呑気な事だけれど、それは呑気な唯のままでいいと甘えさせていた私の責任でもあった。
私は唯を共犯関係に引きずり込むため……じゃなくて、
唯の呑気さをこれまで正して来なかった責任を果たすため、真剣な声色で続ける。


「よく考えるのよ、唯。
あんたは私の幼馴染みでしょう?
幼馴染みである以上、あんたもこの問題とは無関係ではいられないの。
恐らく私の噂が広まった後にはあんたの噂も広がるでしょうね。
「見栄っ張りで嘘吐きな真鍋和には平沢唯って幼馴染みが居るらしい」って。

後は大変よ。
あんたの姿を見かける度に、
「あれが平沢唯か」、「あの子も見栄っ張りなのかな?」、
「ギター弾けるってのも見栄なんじゃね?」、
「真鍋和の幼馴染みだしそうに違いないな」って噂がまた伝播していく事になるわ。
そうなってしまったが最後。
ただでさえ赤点がちなあんたの内申点に響いて、大学進学も危うくなるかもしれないのよ?」


「ええっ?
そ、それは困るよう……」


呑気な唯もようやく自分の置かれてしまった立場を理解してくれたらしい。
かなり怯えた表情で私に救いを求める視線を向けていた。
勿論、私は唯に救いの手を差し伸べるわ。

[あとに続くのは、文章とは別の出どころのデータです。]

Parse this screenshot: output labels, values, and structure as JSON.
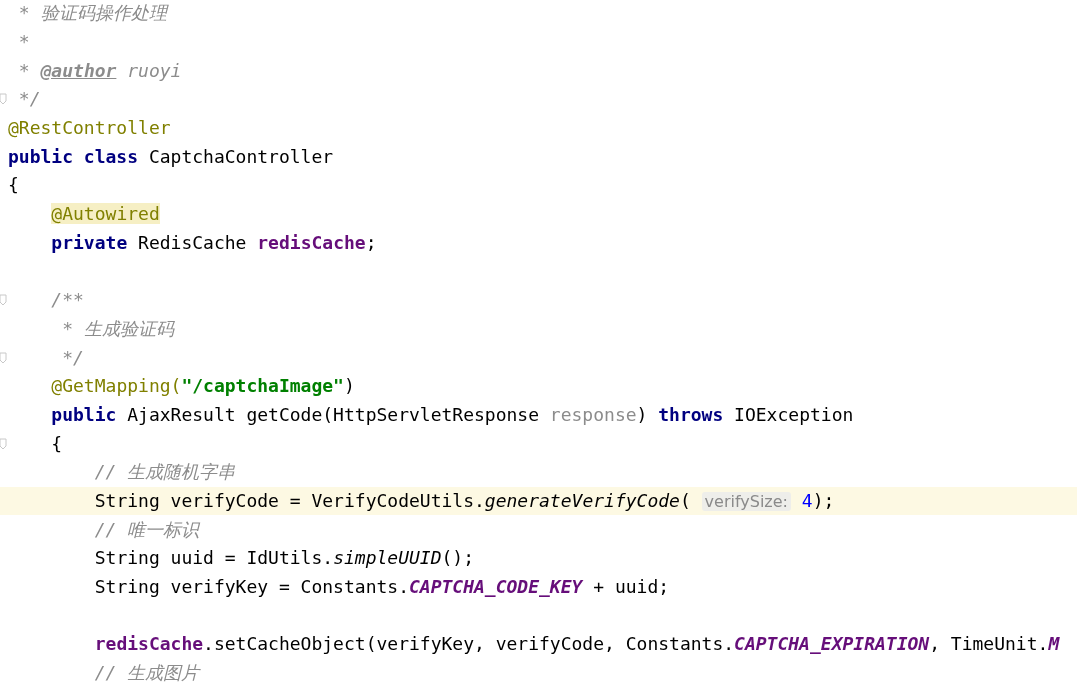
{
  "editor": {
    "lines": [
      {
        "fold": false,
        "current": false,
        "tokens": [
          {
            "kind": "comment",
            "text": " * 验证码操作处理"
          }
        ]
      },
      {
        "fold": false,
        "current": false,
        "tokens": [
          {
            "kind": "comment",
            "text": " *"
          }
        ]
      },
      {
        "fold": false,
        "current": false,
        "tokens": [
          {
            "kind": "comment",
            "text": " * "
          },
          {
            "kind": "doc-tag",
            "text": "@author"
          },
          {
            "kind": "comment",
            "text": " ruoyi"
          }
        ]
      },
      {
        "fold": true,
        "current": false,
        "tokens": [
          {
            "kind": "comment",
            "text": " */"
          }
        ]
      },
      {
        "fold": false,
        "current": false,
        "tokens": [
          {
            "kind": "annotation",
            "text": "@RestController"
          }
        ]
      },
      {
        "fold": false,
        "current": false,
        "tokens": [
          {
            "kind": "keyword",
            "text": "public class "
          },
          {
            "kind": "plain",
            "text": "CaptchaController"
          }
        ]
      },
      {
        "fold": false,
        "current": false,
        "tokens": [
          {
            "kind": "plain",
            "text": "{"
          }
        ]
      },
      {
        "fold": false,
        "current": false,
        "tokens": [
          {
            "kind": "annotation-marked",
            "text": "    @Autowired"
          }
        ]
      },
      {
        "fold": false,
        "current": false,
        "tokens": [
          {
            "kind": "keyword",
            "text": "    private "
          },
          {
            "kind": "plain",
            "text": "RedisCache "
          },
          {
            "kind": "field",
            "text": "redisCache"
          },
          {
            "kind": "plain",
            "text": ";"
          }
        ]
      },
      {
        "fold": false,
        "current": false
      },
      {
        "fold": true,
        "current": false,
        "tokens": [
          {
            "kind": "comment",
            "text": "    /**"
          }
        ]
      },
      {
        "fold": false,
        "current": false,
        "tokens": [
          {
            "kind": "comment",
            "text": "     * 生成验证码"
          }
        ]
      },
      {
        "fold": true,
        "current": false,
        "tokens": [
          {
            "kind": "comment",
            "text": "     */"
          }
        ]
      },
      {
        "fold": false,
        "current": false,
        "tokens": [
          {
            "kind": "annotation",
            "text": "    @GetMapping("
          },
          {
            "kind": "string",
            "text": "\"/captchaImage\""
          },
          {
            "kind": "plain",
            "text": ")"
          }
        ]
      },
      {
        "fold": false,
        "current": false,
        "tokens": [
          {
            "kind": "keyword",
            "text": "    public "
          },
          {
            "kind": "plain",
            "text": "AjaxResult getCode(HttpServletResponse "
          },
          {
            "kind": "param",
            "text": "response"
          },
          {
            "kind": "plain",
            "text": ") "
          },
          {
            "kind": "keyword",
            "text": "throws "
          },
          {
            "kind": "plain",
            "text": "IOException"
          }
        ]
      },
      {
        "fold": true,
        "current": false,
        "tokens": [
          {
            "kind": "plain",
            "text": "    {"
          }
        ]
      },
      {
        "fold": false,
        "current": false,
        "tokens": [
          {
            "kind": "comment",
            "text": "        // 生成随机字串"
          }
        ]
      },
      {
        "fold": false,
        "current": true,
        "tokens": [
          {
            "kind": "plain",
            "text": "        String verifyCode = VerifyCodeUtils."
          },
          {
            "kind": "static-method",
            "text": "generateVerifyCode"
          },
          {
            "kind": "plain",
            "text": "( "
          },
          {
            "kind": "hint",
            "text": "verifySize:"
          },
          {
            "kind": "number",
            "text": " 4"
          },
          {
            "kind": "plain",
            "text": ");"
          }
        ]
      },
      {
        "fold": false,
        "current": false,
        "tokens": [
          {
            "kind": "comment",
            "text": "        // 唯一标识"
          }
        ]
      },
      {
        "fold": false,
        "current": false,
        "tokens": [
          {
            "kind": "plain",
            "text": "        String uuid = IdUtils."
          },
          {
            "kind": "static-method",
            "text": "simpleUUID"
          },
          {
            "kind": "plain",
            "text": "();"
          }
        ]
      },
      {
        "fold": false,
        "current": false,
        "tokens": [
          {
            "kind": "plain",
            "text": "        String verifyKey = Constants."
          },
          {
            "kind": "constant",
            "text": "CAPTCHA_CODE_KEY"
          },
          {
            "kind": "plain",
            "text": " + uuid;"
          }
        ]
      },
      {
        "fold": false,
        "current": false
      },
      {
        "fold": false,
        "current": false,
        "tokens": [
          {
            "kind": "field",
            "text": "        redisCache"
          },
          {
            "kind": "plain",
            "text": ".setCacheObject(verifyKey, verifyCode, Constants."
          },
          {
            "kind": "constant",
            "text": "CAPTCHA_EXPIRATION"
          },
          {
            "kind": "plain",
            "text": ", TimeUnit."
          },
          {
            "kind": "constant",
            "text": "M"
          }
        ]
      },
      {
        "fold": false,
        "current": false,
        "tokens": [
          {
            "kind": "comment",
            "text": "        // 生成图片"
          }
        ]
      }
    ]
  }
}
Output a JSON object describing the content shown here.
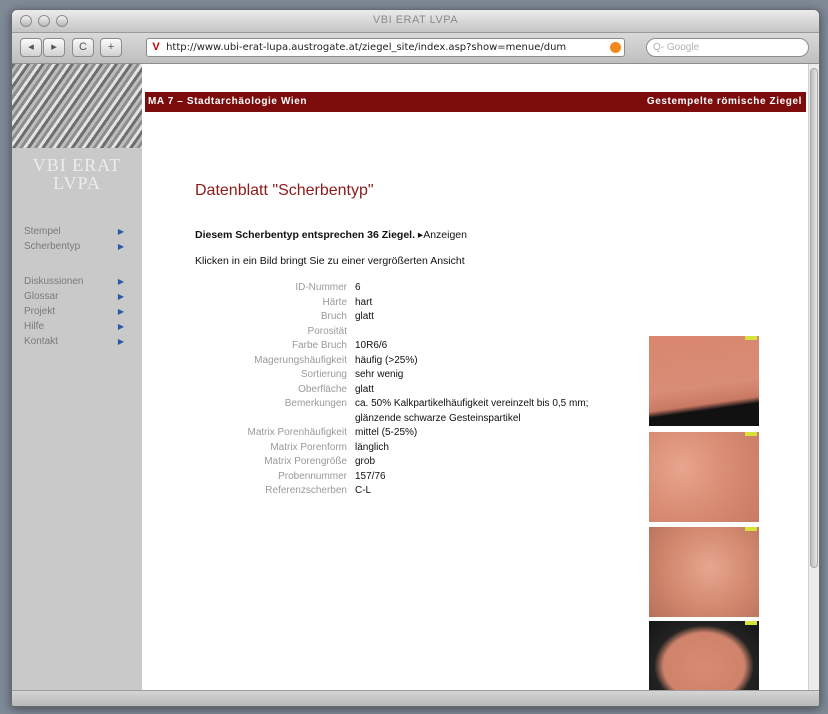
{
  "window": {
    "title": "VBI ERAT LVPA"
  },
  "toolbar": {
    "back_label": "◂",
    "forward_label": "▸",
    "reload_label": "C",
    "add_label": "+",
    "favicon": "V",
    "url": "http://www.ubi-erat-lupa.austrogate.at/ziegel_site/index.asp?show=menue/dum",
    "search_placeholder": "Q- Google"
  },
  "sidebar": {
    "logo_text": "VBI ERAT LVPA",
    "items_top": [
      {
        "label": "Stempel"
      },
      {
        "label": "Scherbentyp"
      }
    ],
    "items_bottom": [
      {
        "label": "Diskussionen"
      },
      {
        "label": "Glossar"
      },
      {
        "label": "Projekt"
      },
      {
        "label": "Hilfe"
      },
      {
        "label": "Kontakt"
      }
    ]
  },
  "banner": {
    "left": "MA 7 – Stadtarchäologie Wien",
    "right": "Gestempelte römische Ziegel"
  },
  "page": {
    "heading": "Datenblatt \"Scherbentyp\"",
    "count_text": "Diesem Scherbentyp entsprechen 36 Ziegel.",
    "count_link": "▸Anzeigen",
    "hint": "Klicken in ein Bild bringt Sie zu einer vergrößerten Ansicht"
  },
  "fields": [
    {
      "label": "ID-Nummer",
      "value": "6"
    },
    {
      "label": "Härte",
      "value": "hart"
    },
    {
      "label": "Bruch",
      "value": "glatt"
    },
    {
      "label": "Porosität",
      "value": ""
    },
    {
      "label": "Farbe Bruch",
      "value": "10R6/6"
    },
    {
      "label": "Magerungshäufigkeit",
      "value": "häufig (>25%)"
    },
    {
      "label": "Sortierung",
      "value": "sehr wenig"
    },
    {
      "label": "Oberfläche",
      "value": "glatt"
    },
    {
      "label": "Bemerkungen",
      "value": "ca. 50% Kalkpartikelhäufigkeit vereinzelt bis 0,5 mm; glänzende schwarze Gesteinspartikel"
    },
    {
      "label": "Matrix Porenhäufigkeit",
      "value": "mittel (5-25%)"
    },
    {
      "label": "Matrix Porenform",
      "value": "länglich"
    },
    {
      "label": "Matrix Porengröße",
      "value": "grob"
    },
    {
      "label": "Probennummer",
      "value": "157/76"
    },
    {
      "label": "Referenzscherben",
      "value": "C-L"
    }
  ],
  "colors": {
    "banner": "#7c0c0c",
    "heading": "#8b1a1a",
    "nav_arrow": "#2a5aa8"
  }
}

心からそうしようと思う。
こうなってしまった以上、私達は一心同体の運命共同体。
後はこの困難に力を合わせて立ち向かっていくだけよ。
私は軽く微笑んで、唯が安心出来るように優しい言葉を掛ける。


「そのためにも、私達は二人で頑張っていかなきゃいけないの。
協力……してくれるわよね、唯?」


「ど……、どうしたらいいの、和ちゃん……?」


「二人で誰にも姿を見られずにこの数日間を乗り切るのよ、唯。
この家にひきこもって二人で共同生活をするの。
そうすれば唯の内申点に影響が出る事も無くなるわ」


「えー、それはやだよー……。
誰にも言わないから家に帰してよう、和ちゃん……」


何の悪気も無い顔で唯が平然とそう返す。
ここまで話させておいて、そう来るのね……。
そうよね……、唯ってそういう子なのよね……。
勿論、そんな唯の勝手を認めるわけにはいかないわ。
唯に任せておいたら、数日後どころか今日中に憂に話してるでしょうしね……。
やっぱり数日掛けて、決して口外しないように根気強く教育を施すしかないわ。
こうなると、もう手段を選んではいられない。
私は唯の耳元に口を寄せると、小さな声で、でも威圧的に囁いてみせる。